Pinkerton is a clever fellow, which makes his argument all the more insidious and persuasive to the uninformed. His "I'm against quaranting, but..." approach is designed to protect him against attacks for advocating a totalitarian, extremist solution while he is putting the issue of quarantine for people with AIDS back on the table. Moreover, in his column, Pinkerton targets two groups who are not much in favor in the U.S. these days: gay people, and people in the Third World. Quarantine, he appears to be saying, may one day be okay for fags and wogs.
But what Pinkerton is also really saying here is that government should stop putting money into providing drugs to fight AIDS--and he makes a particularly vociferous assault on gay people as spreaders of the disease, even though every statistic shows that the HIV virus these days is overwhelmingly spread by heterosexuals, and that the pandemic knows no gender boundaries. Here's Pinkerton again on the rationale for cutting AIDS-fighting budgets, in which he attacks
"...the idea that 'the government,' aka, all of us, will subsidize self-destructive behavior forever. The rich might always have the resources to treat and detox and rehab themselves out of the consequences of most forms of crazy behavior, but not every malady can be treated with money. And as for the rest of us, we will just have to live within the rules of prudence and common sense, behaviorally and fiscally."
Pinkerton spouts this frightening line from his perch in D.C. as a Fellow at the New America Foundation, a very establishment operation whose board chairman is James Fallows (a former Jimmy Carter speechwriter who's been editor of U.S. News & World Report and is now the star writer for The Atlantic), and whose board of directors, in addition to a gaggle of high-tech sector business honchos, includes such supposedly civilized folks as Newsweek's Fareed Zakaria (a regular on ABC's This Week), the Council on Foreign Relations' Walter Russell Mead, and former New Jersey Gov. Christine Todd Whitman.

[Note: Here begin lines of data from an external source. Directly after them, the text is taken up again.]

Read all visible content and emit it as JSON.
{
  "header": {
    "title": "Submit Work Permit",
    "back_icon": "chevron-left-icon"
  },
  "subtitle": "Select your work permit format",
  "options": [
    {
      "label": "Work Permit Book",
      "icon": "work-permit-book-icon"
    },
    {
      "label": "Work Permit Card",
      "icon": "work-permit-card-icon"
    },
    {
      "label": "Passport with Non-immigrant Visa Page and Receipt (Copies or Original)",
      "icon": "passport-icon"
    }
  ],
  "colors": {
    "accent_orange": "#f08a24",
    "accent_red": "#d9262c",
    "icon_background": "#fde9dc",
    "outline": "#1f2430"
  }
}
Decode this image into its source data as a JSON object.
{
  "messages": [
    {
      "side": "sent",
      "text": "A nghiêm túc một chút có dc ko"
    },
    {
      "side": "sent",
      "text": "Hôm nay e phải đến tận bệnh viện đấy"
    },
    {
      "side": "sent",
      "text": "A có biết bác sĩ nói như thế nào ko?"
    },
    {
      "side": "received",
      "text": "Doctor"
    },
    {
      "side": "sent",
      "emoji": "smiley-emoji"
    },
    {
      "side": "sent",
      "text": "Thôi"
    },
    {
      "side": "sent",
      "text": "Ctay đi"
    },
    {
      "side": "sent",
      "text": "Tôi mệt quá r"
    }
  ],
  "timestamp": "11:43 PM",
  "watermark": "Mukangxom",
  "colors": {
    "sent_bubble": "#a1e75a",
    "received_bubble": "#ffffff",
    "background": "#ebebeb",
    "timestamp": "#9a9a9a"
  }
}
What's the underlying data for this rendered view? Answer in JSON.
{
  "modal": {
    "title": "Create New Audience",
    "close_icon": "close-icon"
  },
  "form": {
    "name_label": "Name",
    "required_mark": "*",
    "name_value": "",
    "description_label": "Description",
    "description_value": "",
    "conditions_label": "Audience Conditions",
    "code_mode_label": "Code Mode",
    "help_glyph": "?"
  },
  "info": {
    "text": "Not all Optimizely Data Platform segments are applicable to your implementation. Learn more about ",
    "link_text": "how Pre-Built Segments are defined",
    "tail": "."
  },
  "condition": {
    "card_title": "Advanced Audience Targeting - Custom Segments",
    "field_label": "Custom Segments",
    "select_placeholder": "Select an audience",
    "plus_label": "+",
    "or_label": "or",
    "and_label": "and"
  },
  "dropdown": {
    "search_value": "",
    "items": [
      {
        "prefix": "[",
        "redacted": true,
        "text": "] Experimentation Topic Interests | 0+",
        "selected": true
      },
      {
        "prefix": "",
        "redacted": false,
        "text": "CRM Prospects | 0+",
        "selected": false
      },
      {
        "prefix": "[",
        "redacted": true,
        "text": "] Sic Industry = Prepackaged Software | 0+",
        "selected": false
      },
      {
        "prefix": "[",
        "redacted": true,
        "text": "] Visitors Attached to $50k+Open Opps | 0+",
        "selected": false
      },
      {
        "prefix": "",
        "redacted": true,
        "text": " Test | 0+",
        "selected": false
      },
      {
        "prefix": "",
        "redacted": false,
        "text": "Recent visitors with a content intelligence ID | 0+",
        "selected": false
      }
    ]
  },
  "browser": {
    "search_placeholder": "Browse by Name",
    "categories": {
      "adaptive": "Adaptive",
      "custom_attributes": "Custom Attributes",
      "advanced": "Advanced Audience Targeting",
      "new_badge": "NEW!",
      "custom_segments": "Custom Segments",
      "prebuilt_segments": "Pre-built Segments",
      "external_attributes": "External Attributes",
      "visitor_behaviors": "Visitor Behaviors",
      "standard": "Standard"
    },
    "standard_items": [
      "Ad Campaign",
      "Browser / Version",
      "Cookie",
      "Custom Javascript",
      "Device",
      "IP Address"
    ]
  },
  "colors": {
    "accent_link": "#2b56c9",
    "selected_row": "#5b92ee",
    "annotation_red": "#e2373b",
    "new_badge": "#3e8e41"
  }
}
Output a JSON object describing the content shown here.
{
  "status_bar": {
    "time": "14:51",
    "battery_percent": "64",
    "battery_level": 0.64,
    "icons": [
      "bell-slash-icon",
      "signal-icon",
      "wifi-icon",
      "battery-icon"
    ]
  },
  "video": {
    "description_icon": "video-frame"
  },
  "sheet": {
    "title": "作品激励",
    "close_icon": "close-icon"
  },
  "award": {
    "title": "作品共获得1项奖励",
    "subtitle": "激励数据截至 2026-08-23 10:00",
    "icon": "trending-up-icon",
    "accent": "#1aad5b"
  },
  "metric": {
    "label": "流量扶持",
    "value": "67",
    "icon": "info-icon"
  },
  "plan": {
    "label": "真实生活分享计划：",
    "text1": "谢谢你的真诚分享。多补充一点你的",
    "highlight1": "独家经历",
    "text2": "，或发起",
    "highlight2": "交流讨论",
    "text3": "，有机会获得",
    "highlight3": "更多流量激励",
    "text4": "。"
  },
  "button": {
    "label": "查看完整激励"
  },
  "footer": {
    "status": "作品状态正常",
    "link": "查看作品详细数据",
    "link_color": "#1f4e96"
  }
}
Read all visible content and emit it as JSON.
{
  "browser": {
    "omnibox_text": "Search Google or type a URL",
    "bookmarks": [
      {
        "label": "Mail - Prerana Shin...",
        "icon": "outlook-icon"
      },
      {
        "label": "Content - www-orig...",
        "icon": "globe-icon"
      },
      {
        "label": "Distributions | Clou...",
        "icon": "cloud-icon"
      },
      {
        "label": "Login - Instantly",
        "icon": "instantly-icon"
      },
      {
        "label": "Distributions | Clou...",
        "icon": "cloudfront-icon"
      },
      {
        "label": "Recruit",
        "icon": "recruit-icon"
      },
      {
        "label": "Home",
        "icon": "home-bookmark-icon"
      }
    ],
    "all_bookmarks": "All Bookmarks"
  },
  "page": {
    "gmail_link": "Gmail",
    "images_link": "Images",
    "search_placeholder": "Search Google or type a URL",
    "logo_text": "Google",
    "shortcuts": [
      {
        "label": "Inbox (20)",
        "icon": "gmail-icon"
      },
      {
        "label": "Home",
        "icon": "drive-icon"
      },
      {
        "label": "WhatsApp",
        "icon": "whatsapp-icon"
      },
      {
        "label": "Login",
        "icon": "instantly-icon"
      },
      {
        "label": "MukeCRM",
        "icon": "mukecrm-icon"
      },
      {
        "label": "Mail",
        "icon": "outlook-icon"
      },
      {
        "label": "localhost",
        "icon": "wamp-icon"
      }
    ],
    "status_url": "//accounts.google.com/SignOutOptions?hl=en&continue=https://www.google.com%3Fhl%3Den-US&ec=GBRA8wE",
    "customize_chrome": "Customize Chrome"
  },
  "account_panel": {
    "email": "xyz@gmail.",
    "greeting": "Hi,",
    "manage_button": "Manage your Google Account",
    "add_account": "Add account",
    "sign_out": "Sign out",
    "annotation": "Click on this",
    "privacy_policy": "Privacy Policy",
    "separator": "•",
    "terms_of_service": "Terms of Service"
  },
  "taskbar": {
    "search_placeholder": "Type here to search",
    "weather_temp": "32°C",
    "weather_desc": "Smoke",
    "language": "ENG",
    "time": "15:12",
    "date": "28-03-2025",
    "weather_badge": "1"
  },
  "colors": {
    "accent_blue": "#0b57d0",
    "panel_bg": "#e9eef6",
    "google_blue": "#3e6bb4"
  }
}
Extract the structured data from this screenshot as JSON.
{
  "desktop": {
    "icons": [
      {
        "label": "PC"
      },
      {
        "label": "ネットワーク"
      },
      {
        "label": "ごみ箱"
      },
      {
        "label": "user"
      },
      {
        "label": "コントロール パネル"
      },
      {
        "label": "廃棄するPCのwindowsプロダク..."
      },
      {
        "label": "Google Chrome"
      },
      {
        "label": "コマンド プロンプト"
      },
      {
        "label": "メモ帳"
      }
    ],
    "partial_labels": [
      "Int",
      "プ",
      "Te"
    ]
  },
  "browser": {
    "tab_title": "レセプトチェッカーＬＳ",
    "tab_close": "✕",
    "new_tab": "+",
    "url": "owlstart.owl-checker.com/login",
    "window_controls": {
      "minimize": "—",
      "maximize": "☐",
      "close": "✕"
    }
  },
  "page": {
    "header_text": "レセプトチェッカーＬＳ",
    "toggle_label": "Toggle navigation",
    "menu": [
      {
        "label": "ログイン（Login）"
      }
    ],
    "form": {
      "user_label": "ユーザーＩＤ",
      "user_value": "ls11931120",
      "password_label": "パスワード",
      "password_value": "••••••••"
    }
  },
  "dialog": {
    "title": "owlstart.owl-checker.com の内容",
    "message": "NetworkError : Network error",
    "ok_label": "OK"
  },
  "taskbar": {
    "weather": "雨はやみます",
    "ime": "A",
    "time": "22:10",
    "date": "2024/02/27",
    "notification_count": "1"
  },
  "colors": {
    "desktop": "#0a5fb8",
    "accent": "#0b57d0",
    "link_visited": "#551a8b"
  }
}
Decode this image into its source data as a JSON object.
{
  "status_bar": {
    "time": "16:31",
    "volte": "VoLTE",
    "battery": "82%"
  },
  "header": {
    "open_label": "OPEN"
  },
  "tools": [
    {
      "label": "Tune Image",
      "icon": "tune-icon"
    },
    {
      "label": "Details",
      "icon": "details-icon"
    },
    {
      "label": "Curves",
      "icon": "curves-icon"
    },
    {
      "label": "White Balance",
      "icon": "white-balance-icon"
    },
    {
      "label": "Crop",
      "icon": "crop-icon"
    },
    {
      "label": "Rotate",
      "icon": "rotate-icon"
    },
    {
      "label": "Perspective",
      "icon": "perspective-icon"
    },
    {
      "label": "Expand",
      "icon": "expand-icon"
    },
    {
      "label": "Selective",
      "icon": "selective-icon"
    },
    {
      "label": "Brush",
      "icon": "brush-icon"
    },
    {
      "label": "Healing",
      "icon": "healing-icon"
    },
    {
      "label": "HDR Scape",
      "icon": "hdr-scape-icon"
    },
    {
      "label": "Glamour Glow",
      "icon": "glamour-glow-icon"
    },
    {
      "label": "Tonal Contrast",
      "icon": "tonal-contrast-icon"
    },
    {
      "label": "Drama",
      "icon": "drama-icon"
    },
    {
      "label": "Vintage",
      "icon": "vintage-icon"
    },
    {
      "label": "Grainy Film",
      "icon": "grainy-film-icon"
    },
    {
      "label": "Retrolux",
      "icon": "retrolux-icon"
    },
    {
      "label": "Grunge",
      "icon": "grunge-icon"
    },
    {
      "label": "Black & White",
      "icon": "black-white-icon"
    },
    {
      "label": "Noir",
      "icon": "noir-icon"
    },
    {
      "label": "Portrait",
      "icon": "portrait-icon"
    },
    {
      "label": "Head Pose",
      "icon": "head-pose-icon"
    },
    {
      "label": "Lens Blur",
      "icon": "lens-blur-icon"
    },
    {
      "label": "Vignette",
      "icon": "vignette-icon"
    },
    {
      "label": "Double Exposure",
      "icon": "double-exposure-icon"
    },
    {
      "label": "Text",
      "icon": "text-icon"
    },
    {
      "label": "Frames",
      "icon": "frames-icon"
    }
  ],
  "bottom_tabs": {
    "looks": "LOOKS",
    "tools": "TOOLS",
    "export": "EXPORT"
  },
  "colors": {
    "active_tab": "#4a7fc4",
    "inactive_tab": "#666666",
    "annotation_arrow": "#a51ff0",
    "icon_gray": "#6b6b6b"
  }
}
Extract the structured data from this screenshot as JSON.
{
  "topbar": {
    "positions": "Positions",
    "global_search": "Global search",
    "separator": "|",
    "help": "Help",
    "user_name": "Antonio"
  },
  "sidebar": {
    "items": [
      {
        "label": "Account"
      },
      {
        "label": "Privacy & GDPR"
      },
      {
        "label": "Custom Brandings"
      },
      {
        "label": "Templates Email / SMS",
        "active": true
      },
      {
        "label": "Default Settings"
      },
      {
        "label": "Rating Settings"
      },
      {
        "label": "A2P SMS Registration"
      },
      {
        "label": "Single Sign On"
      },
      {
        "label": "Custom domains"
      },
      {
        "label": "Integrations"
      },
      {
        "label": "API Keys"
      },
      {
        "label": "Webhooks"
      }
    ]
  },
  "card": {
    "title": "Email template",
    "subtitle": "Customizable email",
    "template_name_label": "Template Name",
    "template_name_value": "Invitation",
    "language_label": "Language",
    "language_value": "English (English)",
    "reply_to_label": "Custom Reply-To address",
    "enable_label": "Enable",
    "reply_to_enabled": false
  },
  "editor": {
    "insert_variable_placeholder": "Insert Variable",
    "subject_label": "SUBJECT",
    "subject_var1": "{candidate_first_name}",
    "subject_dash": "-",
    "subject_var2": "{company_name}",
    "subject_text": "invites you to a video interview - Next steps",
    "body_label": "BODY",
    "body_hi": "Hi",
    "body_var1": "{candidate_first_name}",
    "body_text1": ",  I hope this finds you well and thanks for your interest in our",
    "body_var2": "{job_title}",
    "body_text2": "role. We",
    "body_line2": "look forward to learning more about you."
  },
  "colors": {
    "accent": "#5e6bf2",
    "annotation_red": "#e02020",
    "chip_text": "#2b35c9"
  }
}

If the quarantine of AIDS patients is being discussed and taken seriously as an idea in such toney circles, it is time to be very frightened indeed. Moreover, Pinkerton is well plugged in to the conservative policy wonks who feed ideas to the Republicans (as Pinkerton has done for years).
The notion that people who contract the HIV virus should be slashed from receiving government-subsidized drugs, which Pinkerton peddles in this column, is, I suspect, the harbinger of a new argument which will soon be making its way into the discourse of some of those conservatives now close to the center of power. Combine this sort of thinking with the wave of politicized religiosity in which our country is now drowning -- blaming the victims of the disease for being infected, rather than suspecting that government's failure to educate its citizenry about AIDS, while instead preaching that condoms don't work and that sexual abstinence is the only way to avoid infection, has something to do with the rising infection rates -- and you have a potent prescription for cutting back on all sorts of already-underfunded AIDS programs. Dangerous stuff, I'd say.
*Reproduced with permission of the author, Doug Ireland.